Zaterdag 28 augustusOkavangko Delta
Na het ontbijt vertrekken we met de mokoro's. We hebben een kwartier gevaren als we aan land gaan en hier maken we een wandeling van vier uur. Al heel snel zien we een paar olifanten. Die zijn o.a. bezig om noten uit een vrouwtjespalm te schudden. Een geluid, dat we de avond ervoor in het kamp al gehoord hadden, maar dat we niet thuis konden brengen. Later zien we een stuk of tien zebra's en verschillende bokken. Alles bij elkaar een mooie wandeling. Aan het eind van de wandeling lunchen we met aan het ontbijt klaar gemaakt brood. Ook voor de gidsen hebben we een portie meegenomen.
Terug in het kamp, verkleden we ons om te gaan zwemmen. Heerlijk verkoelend en we spoelen ons weer schoon van het stof van de wandeling. 's Middags luieren en dutten we wat en doen verder niets.
Zondag 29 augustusOkavangko Delta, naar Maun
's Morgens maken we met een klein groepje een twee uur durende wandeling in de omgeving met Bart als gids. Al snel zien we een alleenstaande olifant. Er staat net een struik voor, dus kunnen we hem heel omzichtig tot vijfentwintig meter afstand benaderen. Als de olifant ons ziet, wordt hij erg nerveus en slaat hij op de vlucht en loopt met een hele grote boog om ons heen. Dan blijkt, dat achter ons nog een stuk of zes olifanten staan en wij hebben die ene dus van de kudde afgezonderd. Tegen de wind in, lopen we op die groep toe en we kunnen ze mooi gade slaan. Ook zien we in de verte drie grote grondneushoornvogels en een vorkstaartscharrelaar.
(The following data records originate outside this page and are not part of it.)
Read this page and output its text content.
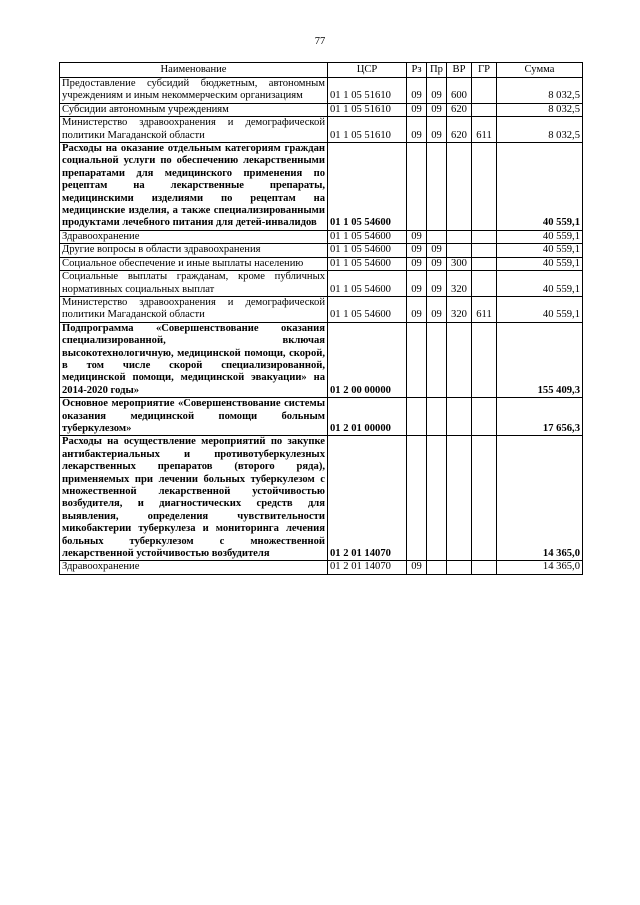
77
Наименование	ЦСР	Рз	Пр	ВР	ГР	Сумма
Предоставление субсидий бюджетным, автономным учреждениям и иным некоммерческим организациям	01 1 05 51610	09	09	600		8 032,5
Субсидии автономным учреждениям	01 1 05 51610	09	09	620		8 032,5
Министерство здравоохранения и демографической политики Магаданской области	01 1 05 51610	09	09	620	611	8 032,5
Расходы на оказание отдельным категориям граждан социальной услуги по обеспечению лекарственными препаратами для медицинского применения по рецептам на лекарственные препараты, медицинскими изделиями по рецептам на медицинские изделия, а также специализированными продуктами лечебного питания для детей-инвалидов	01 1 05 54600					40 559,1
Здравоохранение	01 1 05 54600	09				40 559,1
Другие вопросы в области здравоохранения	01 1 05 54600	09	09			40 559,1
Социальное обеспечение и иные выплаты населению	01 1 05 54600	09	09	300		40 559,1
Социальные выплаты гражданам, кроме публичных нормативных социальных выплат	01 1 05 54600	09	09	320		40 559,1
Министерство здравоохранения и демографической политики Магаданской области	01 1 05 54600	09	09	320	611	40 559,1
Подпрограмма «Совершенствование оказания специализированной, включая высокотехнологичную, медицинской помощи, скорой, в том числе скорой специализированной, медицинской помощи, медицинской эвакуации» на 2014-2020 годы»	01 2 00 00000					155 409,3
Основное мероприятие «Совершенствование системы оказания медицинской помощи больным туберкулезом»	01 2 01 00000					17 656,3
Расходы на осуществление мероприятий по закупке антибактериальных и противотуберкулезных лекарственных препаратов (второго ряда), применяемых при лечении больных туберкулезом с множественной лекарственной устойчивостью возбудителя, и диагностических средств для выявления, определения чувствительности микобактерии туберкулеза и мониторинга лечения больных туберкулезом с множественной лекарственной устойчивостью возбудителя	01 2 01 14070					14 365,0
Здравоохранение	01 2 01 14070	09				14 365,0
Weer terug bij de tenten pakken we alles in en brengen dat naar de kant van het water. Heel snel komen de boten eraan en varen we terug naar Maun. Onderweg wacht ons echter een verrassing. Midden in de rivier liggen zeven à acht olifanten. Het is een schitterend gezicht. Een paar olifanten op de kant komen dreigend en trompetterend op ons af, maar we laten ons daar niet door afschrikken. We kunnen ze een hele tijd goed bekijken.
Terug in Maun kamperen we op dezelfde camping. Tegen vieren gaan we met z'n achten naar het vliegveld voor een rondvlucht van een uur boven de Okavangko Delta (kosten 110 pula = ƒ 77). Wat een gave vlucht. In het begin vliegen we heel erg laag boven een stroompje, waar we een man weg zien duiken, omdat hij bang is dat het vliegtuig hem zou raken. We hebben een negenpersoonshoogvlieger, zodat we een schitterend uitzicht hebben. Later gaan we wat hoger vliegen, maar niet zo hoog dat we niets meer zien. We zien o.a. olifanten, zebra's, buffels, verschillende antilopen, giraffen, een nijlpaard. Het is een heel mooi gezicht om al die dieren in en bij het water te zien. Ook zien we mooie vogels boven het water scheren. We hebben een mooi overzicht over de delta met veel water en allemaal verschillende tinten groen. Prachtig. Alles bij elkaar een vlucht om nooit te vergeten.
Terug op de camping maken we de rest jaloers met onze verhalen. Daarna lekker gedineerd in het restaurant van de camping. Lekker luxe dus.